Australian betting giants Tabcorp and Tatts’ $8 billion merger could be on the rocks. The consortium of investors known as the Pacific Consortium, which includes private equity firm KKR, the Macquarie Group, and the infrastructure arm of Morgan Stanley, made an all-cash offer of $5.4 billion Tuesday to acquire Tatts.
Is it enough to throw Tabcorp-Tatts tie-in into uncertainty? According, Gabriel Radzyminski, managing director at Sandon Capital, which is a Tatts shareholder, it’s certainly enough to gain the attention of the Tatts board.
“This looks like it is clearly designed to get the board to give them due diligence,” he told the Australian Financial Review. “We now have the beginning of a bidding war.”

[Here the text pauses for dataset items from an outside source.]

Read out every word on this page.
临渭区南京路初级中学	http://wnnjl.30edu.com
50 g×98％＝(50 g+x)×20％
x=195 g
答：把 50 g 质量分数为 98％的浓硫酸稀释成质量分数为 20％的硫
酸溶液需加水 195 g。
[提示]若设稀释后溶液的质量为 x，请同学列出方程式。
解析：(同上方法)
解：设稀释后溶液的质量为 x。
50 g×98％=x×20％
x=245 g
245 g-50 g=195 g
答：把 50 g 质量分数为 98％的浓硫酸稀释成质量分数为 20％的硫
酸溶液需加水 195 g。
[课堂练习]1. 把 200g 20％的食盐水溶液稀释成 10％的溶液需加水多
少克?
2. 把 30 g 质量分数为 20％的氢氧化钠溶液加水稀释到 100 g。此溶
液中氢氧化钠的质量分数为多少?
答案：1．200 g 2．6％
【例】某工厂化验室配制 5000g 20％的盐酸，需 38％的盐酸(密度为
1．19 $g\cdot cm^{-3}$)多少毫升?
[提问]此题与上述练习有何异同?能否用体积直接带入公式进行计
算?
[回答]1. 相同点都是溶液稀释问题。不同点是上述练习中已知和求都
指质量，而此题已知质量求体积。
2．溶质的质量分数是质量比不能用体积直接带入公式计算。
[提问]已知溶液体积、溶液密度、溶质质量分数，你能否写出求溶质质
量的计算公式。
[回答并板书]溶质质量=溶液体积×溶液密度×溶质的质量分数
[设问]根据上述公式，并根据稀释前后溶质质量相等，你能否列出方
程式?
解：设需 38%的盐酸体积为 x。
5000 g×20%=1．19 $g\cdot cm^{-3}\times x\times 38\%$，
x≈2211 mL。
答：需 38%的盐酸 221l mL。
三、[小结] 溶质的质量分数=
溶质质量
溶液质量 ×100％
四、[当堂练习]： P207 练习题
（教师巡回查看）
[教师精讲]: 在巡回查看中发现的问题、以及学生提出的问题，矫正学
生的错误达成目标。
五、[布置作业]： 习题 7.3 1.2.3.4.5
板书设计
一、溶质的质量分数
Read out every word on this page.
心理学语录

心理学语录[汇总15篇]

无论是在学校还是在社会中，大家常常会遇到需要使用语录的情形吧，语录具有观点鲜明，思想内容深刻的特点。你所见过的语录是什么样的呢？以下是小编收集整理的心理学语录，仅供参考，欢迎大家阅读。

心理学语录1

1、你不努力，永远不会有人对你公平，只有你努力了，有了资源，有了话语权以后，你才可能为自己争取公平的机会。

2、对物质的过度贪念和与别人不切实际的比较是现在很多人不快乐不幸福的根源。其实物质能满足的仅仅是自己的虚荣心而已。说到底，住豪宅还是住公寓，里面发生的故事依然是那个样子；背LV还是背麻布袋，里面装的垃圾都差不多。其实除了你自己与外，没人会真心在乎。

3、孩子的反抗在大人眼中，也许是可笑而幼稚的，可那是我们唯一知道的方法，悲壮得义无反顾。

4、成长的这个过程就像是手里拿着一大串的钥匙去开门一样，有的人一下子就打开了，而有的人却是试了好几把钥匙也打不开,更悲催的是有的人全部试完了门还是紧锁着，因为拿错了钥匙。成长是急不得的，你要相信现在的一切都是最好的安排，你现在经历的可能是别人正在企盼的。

The valuation is ostensibly the same as a cash and paper offer that was rejected by Tatts just before Christmas, but because this one is cash-only it won’t be subject to adverse stock market fluctuations.
Tabcorp Bid Has Depreciated
Tabcorp’s bid, by contrast, has lost value since it was proposed last October and will probably continue to do so unless it comes up with an approved offer.
That bid valued the Tatts at $4.47 billion, or $4.34 a share at the time, but it has shrunk to around $4.20 at current share prices, while the two companies await approval from the competitions regulator.
Despite both of the consortium’s bids sounding higher than Tabcorp’s sole offer, its first was rejected out of hand because it was not deemed to be materially superior, due to the value of synergies between Tabcorp and Tatts that would create cost savings over time.
The Tatts board dismissed the approach on December 22, describing the value ascribed to its lotteries business by the consortium as “inadequate,” adding that it would continue to unanimously recommend the Tabcorp agreement to its shareholders.
The consortium is solely interested in acquiring Tatts’ near-monopoly on the Australian lottery market, as opposed to its betting assets. It sees the lottery sector as a stable revenue stream and one that’s less volatile than the betting business.
The merger comes at a time when homegrown Australian bookmakers are facing fiercer competition from foreign commercial operators, like Ladbrokes, William Hill, and Paddy Power. Consolidation, then, would create an Aussie betting superpower on a greater scale than ever before, enabling the enlarged company to compete with the invaders.
“The offshore bookmakers have been consolidating and have been penetrating our domestic market,” said Harry Boon, chairman of Tatts, in announcing the deal with Tabcorp. “The merger of these two businesses creates a stronger platform for us to compete nationally and globally.”